6. L'article 3.5.1 du règlement de la consultation indique que le critère relatif à la pertinence des temps passés et de la méthodologie proposés dans le cas pratique, qui consiste à aménager et construire l'annexe d'un collège, est apprécié au regard de deux sous-critères portant sur l'adéquation de la méthodologie proposée pour répondre aux différents éléments de la mission du cas pratique, pour lequel l'offre de la société Alteabois a obtenu la note maximale de 5, et la pertinence du nombre d'heures affectées à cette mission. Il précise que ce second sous-critère sera apprécié sur la base du document dénommé " Décomposition des temps pour le cas pratique ", qui définit tous les éléments de mission que la maîtrise d'ouvrage entend confier à son maître d'œuvre ou son assistant à maîtrise d'œuvre, et que les candidats doivent renseigner dans ce document remis avec leur offre le nombre d'heures affectées, par catégorie d'emploi, pour chaque élément de mission. Il ne résulte pas de l'instruction que l'estimation par la métropole de Lyon du nombre d'heures consacrées à la mission du cas pratique, lequel correspond à l'objet du marché, au regard de laquelle le sous-critère a été apprécié, s'écarterait des conditions raisonnablement prévisibles d'exécution du contrat. Il s'ensuit que le moyen tiré de ce que le sous-critère portant sur la pertinence du nombre d'heures affectées à la mission objet du cas pratique ne permettrait pas de dégager l'offre économiquement la plus avantageuse doit être écarté.

7. En troisième lieu la circonstance que, par une délibération du 28 janvier 2019, le conseil de la métropole de Lyon a approuvé le principe de financement de constructions, dont le collège objet du cas pratique, ne suffit pas à établir que les travaux d'extension de ce collège auraient été réalisés entre 2019 et 2020 et que la société TPF Ingénierie aurait assisté pendant ces travaux la métropole de Lyon de sa compétence technique et économique de la construction dans le cadre d'un marché conclu en 2016 ayant le même objet que le marché litigieux.
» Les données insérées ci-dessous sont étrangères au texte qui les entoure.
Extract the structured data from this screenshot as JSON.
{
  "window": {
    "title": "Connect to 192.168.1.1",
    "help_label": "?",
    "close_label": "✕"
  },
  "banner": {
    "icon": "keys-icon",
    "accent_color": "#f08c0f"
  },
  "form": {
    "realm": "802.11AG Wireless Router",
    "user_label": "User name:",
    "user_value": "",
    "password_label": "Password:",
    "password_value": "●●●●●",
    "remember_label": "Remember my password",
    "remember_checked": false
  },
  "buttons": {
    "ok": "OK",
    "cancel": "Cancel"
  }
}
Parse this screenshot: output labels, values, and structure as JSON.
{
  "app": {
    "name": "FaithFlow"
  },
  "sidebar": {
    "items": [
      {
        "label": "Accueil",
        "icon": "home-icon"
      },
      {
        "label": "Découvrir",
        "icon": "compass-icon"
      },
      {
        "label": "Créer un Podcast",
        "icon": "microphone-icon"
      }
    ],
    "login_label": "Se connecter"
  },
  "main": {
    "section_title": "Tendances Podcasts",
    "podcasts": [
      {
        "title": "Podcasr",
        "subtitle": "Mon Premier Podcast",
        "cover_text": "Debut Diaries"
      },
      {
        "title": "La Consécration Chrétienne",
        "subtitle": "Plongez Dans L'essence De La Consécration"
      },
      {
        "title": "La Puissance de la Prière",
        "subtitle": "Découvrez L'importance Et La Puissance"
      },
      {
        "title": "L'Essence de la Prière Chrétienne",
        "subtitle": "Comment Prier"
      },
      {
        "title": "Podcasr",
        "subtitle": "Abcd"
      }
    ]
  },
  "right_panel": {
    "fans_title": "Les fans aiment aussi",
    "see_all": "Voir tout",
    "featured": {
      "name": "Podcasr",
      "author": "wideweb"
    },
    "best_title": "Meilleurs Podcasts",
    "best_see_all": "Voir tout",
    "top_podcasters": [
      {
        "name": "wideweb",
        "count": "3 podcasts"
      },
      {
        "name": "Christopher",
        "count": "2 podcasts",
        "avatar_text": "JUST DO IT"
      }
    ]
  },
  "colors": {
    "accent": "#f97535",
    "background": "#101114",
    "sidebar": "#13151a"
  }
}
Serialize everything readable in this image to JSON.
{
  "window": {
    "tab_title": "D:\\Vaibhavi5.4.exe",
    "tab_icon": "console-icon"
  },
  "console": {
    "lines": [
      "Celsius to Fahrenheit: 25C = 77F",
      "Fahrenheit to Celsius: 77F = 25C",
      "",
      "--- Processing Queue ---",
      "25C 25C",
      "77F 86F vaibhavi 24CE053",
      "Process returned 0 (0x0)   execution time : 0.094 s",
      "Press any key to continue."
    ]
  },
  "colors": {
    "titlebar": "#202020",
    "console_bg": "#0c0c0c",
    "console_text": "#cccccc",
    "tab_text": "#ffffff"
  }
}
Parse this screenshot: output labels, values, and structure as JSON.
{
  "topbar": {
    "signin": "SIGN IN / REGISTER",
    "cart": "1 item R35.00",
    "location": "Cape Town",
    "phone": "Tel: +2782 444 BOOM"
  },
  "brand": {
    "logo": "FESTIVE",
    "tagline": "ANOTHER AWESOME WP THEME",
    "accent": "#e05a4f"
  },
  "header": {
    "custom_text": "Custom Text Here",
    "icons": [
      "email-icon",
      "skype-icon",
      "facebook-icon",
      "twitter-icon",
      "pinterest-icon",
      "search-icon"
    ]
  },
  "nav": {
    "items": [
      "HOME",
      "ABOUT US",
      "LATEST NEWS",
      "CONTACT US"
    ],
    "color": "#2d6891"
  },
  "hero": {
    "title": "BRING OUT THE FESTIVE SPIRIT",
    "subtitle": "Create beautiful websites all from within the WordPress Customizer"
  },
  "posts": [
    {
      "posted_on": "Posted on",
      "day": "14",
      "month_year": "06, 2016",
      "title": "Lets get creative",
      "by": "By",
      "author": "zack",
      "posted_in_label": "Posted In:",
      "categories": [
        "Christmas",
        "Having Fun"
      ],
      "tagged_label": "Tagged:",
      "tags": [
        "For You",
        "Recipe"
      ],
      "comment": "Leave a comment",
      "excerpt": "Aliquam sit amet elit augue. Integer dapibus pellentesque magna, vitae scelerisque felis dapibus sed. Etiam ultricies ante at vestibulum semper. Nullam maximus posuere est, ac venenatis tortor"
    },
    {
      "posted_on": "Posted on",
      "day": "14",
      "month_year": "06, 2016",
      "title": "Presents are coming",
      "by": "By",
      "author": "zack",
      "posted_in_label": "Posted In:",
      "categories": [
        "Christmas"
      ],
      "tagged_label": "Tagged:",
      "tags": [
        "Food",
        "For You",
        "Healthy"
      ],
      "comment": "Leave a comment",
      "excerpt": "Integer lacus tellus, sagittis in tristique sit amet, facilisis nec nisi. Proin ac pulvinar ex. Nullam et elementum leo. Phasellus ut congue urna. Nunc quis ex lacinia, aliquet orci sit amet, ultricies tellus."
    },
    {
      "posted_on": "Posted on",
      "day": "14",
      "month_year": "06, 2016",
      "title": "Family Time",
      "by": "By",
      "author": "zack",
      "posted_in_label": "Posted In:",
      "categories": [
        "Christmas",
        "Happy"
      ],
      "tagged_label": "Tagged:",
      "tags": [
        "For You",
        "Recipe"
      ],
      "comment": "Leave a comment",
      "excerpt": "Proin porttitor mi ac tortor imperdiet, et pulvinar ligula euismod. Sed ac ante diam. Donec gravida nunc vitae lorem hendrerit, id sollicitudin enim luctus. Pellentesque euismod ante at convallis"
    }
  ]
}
Le moyen tiré de ce que le cas pratique a eu pour effet de privilégier la société TPF Ingénierie et de rompre le principe d'égalité de traitement entre les candidats doit, dès lors, être écarté.

8. En dernier lieu, il ressort du rapport d'analyse des offres que, pour la pertinence du nombre d'heures affectées à la mission objet du cas pratique proposé par la société Alteabois, la métropole de Lyon a jugé, après avoir relevé que l'entreprise avait estimé des heures qui n'étaient pas demandées dans l'exercice de base, très satisfaisant le nombre d'heures total nécessaire et correcte la répartition du temps passé entre les ingénieurs et les techniciens, ce qui a justifié de lui attribuer quatre points sur cinq, correspondant à une offre " satisfaisante " car " complète, détaillée, claire et adaptée " ou " avec réserve(s) mineure(s) sans incidence sur la qualité ". En prenant en compte cette réserve mineure sur le chiffrage supplémentaire, la métropole de Lyon n'a pas méconnu le règlement de la consultation, ni ses obligations de publicité et de mise en concurrence.

9. Il résulte de ce qui précède que la société Alteabois n'est pas fondée à demander l'annulation de la procédure de passation du marché et de la décision rejetant son offre. Sa requête doit être rejetée en toutes ses conclusions. Il y a lieu, dans les circonstances de l'espèce, de mettre à sa charge la somme de 1 400 euros à verser à la métropole de Lyon au titre de l'article L. 761-1 du code de justice administrative.

DECIDE :

Article 1er : La requête de la société Alteabois est rejetée.

Article 2 : La société Alteabois versera à la métropole de Lyon la somme de 1 400 euros au titre de l'article L. 761-1 du code de justice administrative.

Article 3 : La présente ordonnance sera notifiée aux sociétés Alteabois et TPF Ingénierie et à la la métropole de Lyon.

Fait à Lyon, le 21 février 2024.

La juge des référés,

C. Michel

La greffière,

S. Hosni

La République mande et ordonne à la préfète du Rhône en ce qui la concerne ou à tous commissaires de justice à ce requis en ce qui concerne les voies de droit commun contre les parties privées, de pourvoir à l'exécution de la présente décision.